What does that mean to you? Home. It's one word but it speaks a thousand silent expressions. My small family has moved a few times over the past few months. You've all been with us on our small journey. SL is a place where we can chose who is family, where we live and what we look like. You'd think it would always feel like 'home' to you. After all, it's what you made, your design and your creations, right? Wrong.
As of late I've been feeling extremely sappy and insightful. Maybe it's the change of the seasons that is fast approaching. Autumn is my favorite time of the year. It's the one time of the year where I really feel alive and myself. The crisp autumn air kissing my cheeks, the perfume of leaves, salty ocean air (at least for me) pine trees, and the call of the loons slowly leaving as the calls of the crows and owls creep back in. My whole life I've been very introspective and emotional. It's something that I've never pushed away, I've always embraced it with open arms. At times it can feel as if it's a burden, because I feel so very deeply. I wouldn't change it for the world. I have another blog that I currently write in with more of my thoughts and emotions. I've been tempted to share from time to time.. perhaps one day..
My family and I have been spending a lot of time together as of late getting our home and property ready for the season's change. Hanging small wreaths, pulling up some of the toys and putting them away in the shed and tending the gardens. I'll have to start canning lots of the veggies soon, we'll need to have some for over the winter months. I will be covering the shrubs and readying the storm windows for the winter months.

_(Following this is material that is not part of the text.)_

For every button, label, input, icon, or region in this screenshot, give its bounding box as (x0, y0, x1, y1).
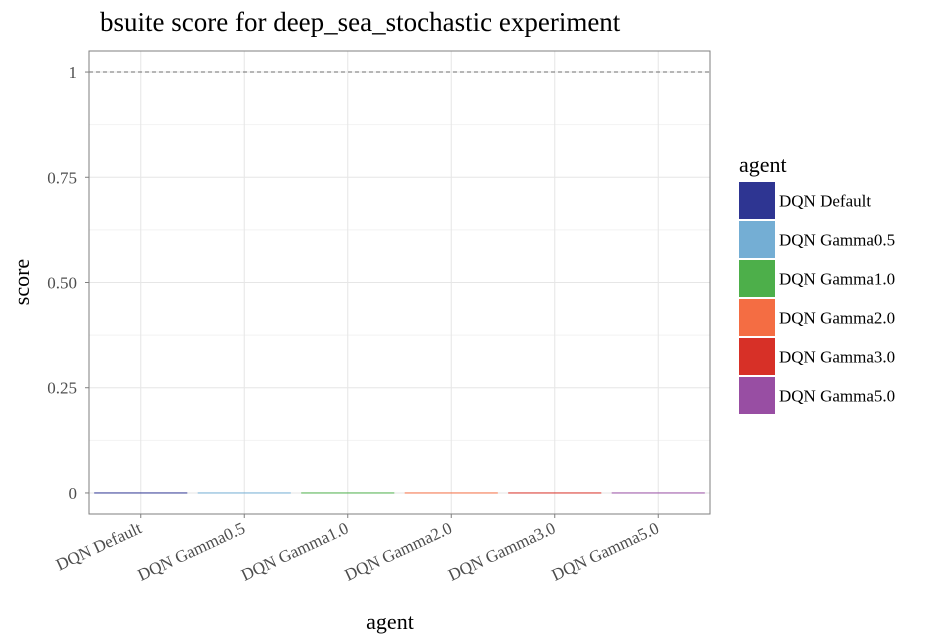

After hanging a new autumn wreath on the front porch and setting a small basket of pumpkins out I stood there and just stopped. Pickles, the cat at my side. I stood there and inhaled the crisp air. The wind was blowing ever so lightly. Just enough to tease the small wisps from my braid. I watched a small family of sparrows fly over the mountains. Perhaps they were on their way to another climate. The leaves were dancing in the distance, and I could hear the crashing of the waves below the hill out front. I thought to myself... this is home. This really is it. Home, where I belong. I've never felt more at home than I do with my family, and my small cottage by the sea. I want for nothing. I have a beautiful daughter, an amazing sister and two incredible nieces. We have a plethora of pets and a small farm. Our ocean side country home is all I could dream of and more. To know that I am home, to feel that I am home in my heart is such a wonderful feeling. I have so much love to express and at times I can't always describe the feelings I have for my family and my home in SL. Always know no matter where the road takes us.. I'll be with you, holding your hand. You're my family, no matter where this country road goes.